In questa guerra, che non si può vincere, ma che tutti possono perdere perché il burattinaio di questa assurda carneficina, il Presidente russo, è cinicamente disposto a usare le armi nucleari strategiche in caso di ritorsione dei “volonterosi” con attacchi sul territorio russo, come ha ipotizzato il premier britannico Boris Johnson e come minacciosamente hanno fatto sapere dagli USA Biden e Austin.

Molti sono gli statunitensi che tentano di riportare i propri leader politici al realismo politico – e di spingere verso i negoziati per la pace, che sono l’unica via d’uscita. E chiaro che Putin non vuole parlare con Zelensky, vorrebbe farlo con Biden, ma non bisogna dimenticare che è in corso anche una guerra a colpi di disinformazione: questo conflitto viene descritto come uno scontro tra democrazia e autoritarismo.

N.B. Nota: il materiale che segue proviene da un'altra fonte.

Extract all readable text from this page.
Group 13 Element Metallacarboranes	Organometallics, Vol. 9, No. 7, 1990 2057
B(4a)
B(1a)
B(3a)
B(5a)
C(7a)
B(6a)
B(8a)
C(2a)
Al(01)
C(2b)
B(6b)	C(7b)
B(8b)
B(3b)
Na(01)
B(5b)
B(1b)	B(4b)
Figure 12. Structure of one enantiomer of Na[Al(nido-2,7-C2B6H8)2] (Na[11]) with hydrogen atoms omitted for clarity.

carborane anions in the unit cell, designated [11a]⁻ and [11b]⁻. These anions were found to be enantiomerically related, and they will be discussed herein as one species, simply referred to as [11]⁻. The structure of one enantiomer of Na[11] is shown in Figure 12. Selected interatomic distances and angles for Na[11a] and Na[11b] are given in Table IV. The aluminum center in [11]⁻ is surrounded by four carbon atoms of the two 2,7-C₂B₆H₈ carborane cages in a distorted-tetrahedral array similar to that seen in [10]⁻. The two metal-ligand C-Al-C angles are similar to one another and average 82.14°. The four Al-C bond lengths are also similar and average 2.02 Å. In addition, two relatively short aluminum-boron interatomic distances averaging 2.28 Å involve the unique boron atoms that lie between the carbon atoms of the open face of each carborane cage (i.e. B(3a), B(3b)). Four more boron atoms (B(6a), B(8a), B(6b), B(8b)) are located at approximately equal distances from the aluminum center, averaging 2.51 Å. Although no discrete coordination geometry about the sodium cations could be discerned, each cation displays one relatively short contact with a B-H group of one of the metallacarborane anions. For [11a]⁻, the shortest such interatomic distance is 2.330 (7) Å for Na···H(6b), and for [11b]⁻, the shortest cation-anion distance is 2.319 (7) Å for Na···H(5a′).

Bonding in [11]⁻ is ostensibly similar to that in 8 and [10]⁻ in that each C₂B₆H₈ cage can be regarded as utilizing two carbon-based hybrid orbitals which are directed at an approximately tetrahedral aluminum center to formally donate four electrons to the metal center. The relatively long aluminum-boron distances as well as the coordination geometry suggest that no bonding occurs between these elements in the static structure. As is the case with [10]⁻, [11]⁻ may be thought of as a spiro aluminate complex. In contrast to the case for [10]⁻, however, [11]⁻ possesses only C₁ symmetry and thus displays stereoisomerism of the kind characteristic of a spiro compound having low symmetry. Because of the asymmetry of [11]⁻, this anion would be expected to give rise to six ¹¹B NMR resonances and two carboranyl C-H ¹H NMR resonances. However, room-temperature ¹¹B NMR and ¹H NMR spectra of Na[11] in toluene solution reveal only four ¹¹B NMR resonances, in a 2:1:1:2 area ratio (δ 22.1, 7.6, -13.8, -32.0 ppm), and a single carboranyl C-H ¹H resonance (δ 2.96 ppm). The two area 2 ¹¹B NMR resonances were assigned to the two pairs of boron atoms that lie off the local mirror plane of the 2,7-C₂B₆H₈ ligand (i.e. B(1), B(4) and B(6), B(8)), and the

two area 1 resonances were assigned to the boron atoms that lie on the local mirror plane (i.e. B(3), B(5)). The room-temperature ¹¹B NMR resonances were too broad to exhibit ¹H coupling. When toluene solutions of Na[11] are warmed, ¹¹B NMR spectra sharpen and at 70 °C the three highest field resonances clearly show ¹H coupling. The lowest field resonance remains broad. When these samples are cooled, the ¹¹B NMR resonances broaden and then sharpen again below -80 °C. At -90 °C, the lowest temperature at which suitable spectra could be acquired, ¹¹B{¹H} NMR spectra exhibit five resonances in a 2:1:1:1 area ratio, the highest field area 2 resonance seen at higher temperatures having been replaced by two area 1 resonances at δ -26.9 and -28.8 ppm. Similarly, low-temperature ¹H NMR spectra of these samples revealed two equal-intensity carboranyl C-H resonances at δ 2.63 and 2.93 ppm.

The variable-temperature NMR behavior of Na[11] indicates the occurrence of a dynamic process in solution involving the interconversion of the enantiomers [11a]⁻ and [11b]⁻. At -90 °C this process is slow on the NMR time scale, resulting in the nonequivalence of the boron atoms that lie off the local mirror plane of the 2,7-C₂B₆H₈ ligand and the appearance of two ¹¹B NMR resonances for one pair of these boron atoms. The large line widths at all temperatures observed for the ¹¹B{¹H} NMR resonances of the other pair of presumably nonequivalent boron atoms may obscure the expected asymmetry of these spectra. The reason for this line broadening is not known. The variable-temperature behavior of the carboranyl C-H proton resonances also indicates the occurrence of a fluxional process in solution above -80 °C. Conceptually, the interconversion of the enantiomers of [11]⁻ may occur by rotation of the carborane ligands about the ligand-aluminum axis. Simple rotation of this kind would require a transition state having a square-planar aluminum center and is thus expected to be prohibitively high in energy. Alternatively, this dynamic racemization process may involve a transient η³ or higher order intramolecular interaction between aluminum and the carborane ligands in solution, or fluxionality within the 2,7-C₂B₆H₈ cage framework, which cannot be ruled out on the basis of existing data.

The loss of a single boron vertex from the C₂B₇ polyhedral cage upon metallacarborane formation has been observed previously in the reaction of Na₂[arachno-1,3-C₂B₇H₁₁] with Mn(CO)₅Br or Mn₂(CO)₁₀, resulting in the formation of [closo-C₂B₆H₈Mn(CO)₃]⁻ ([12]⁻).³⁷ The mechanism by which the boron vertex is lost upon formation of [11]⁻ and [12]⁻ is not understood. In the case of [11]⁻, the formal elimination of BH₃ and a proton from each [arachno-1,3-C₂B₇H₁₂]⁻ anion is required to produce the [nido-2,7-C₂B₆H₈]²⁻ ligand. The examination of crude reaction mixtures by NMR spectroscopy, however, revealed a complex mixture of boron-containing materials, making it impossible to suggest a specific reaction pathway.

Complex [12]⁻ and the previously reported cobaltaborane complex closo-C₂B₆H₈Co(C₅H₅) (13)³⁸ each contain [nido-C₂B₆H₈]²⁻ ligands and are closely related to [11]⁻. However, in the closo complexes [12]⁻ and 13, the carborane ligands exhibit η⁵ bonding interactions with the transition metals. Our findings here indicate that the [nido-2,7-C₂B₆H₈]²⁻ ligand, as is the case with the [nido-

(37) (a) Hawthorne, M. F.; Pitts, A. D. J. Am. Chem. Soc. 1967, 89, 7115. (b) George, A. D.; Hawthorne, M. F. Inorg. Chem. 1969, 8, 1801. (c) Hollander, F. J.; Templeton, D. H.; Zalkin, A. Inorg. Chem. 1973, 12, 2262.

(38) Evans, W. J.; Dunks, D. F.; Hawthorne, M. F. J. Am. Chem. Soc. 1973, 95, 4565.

Ma il mondo è più grande del G7: l’intera America Latina, buona parte dell’Asia, il Medio Oriente, la Cina, l’India, l’Africa possono – e devono – condannare le atrocità commesse dall’esercito e dalle milizie russe, ma non per questo stanno dalla parte della NATO, perché non dimenticano le umiliazioni e il razzismo subiti dagli USA.

E qui, in extremis, l’UE dovrebbe tornare sulla scena e prendere l’iniziativa per i negoziati di pace, perché anche se questa guerra durerà anni, forse decenni, come tutti i conflitti finirà con una pace. Prima si fa, meglio è per le povere vittime, i bambini, le donne, gli anziani e soprattutto i poveri – che non possono scappare perché non hanno i mezzi per farlo e sono i primi a soccombere. Ci vuole una presa di coscienza collettiva dell’UE, ma ciò implica una coesione che oggi, purtroppo, non esiste. Ci vorrebbe una svolta in senso federativo dell’UE, l’obiettivo perseguito dall’italiano Altiero Spinelli per tutta la vita. E gli italiani erano, fino a poco tempo fa, i propugnatori più decisi del federalismo europeo che può riscattare l’Europa e farla ritornare sulla scena da artefice e non da succube. Ma per questo ci vogliono personaggi politici veri, non delle “mezze tacche”, burocrati e tecnocrati più adatti ai maneggi e agli intrighi dei corridoi di palazzo Berlaymont. Ci vuole un personaggio che riesca a far trionfare la diplomazia, come l’arte della costruzione della pace. E una persona ci sarebbe, ma è prematuramente andata in pensione, una persona che conosce le patologie del mondo e degli oligarchi russi e che ha saputo destreggiarsi sia nei palazzi che nelle conferenze europee, sapendo che ci vuole “più Europa” per controbattere le potenziali, oggigiorno manifeste aggressioni di un’Europa orientale umiliata e paranoica, rappresentate nella persona dell’autocrate Putin. È Angela Merkel, l’ex Cancelliera; 16 anni di politica ai vertici dell’Europa, non a caso chiamata “Mutti” – mamma.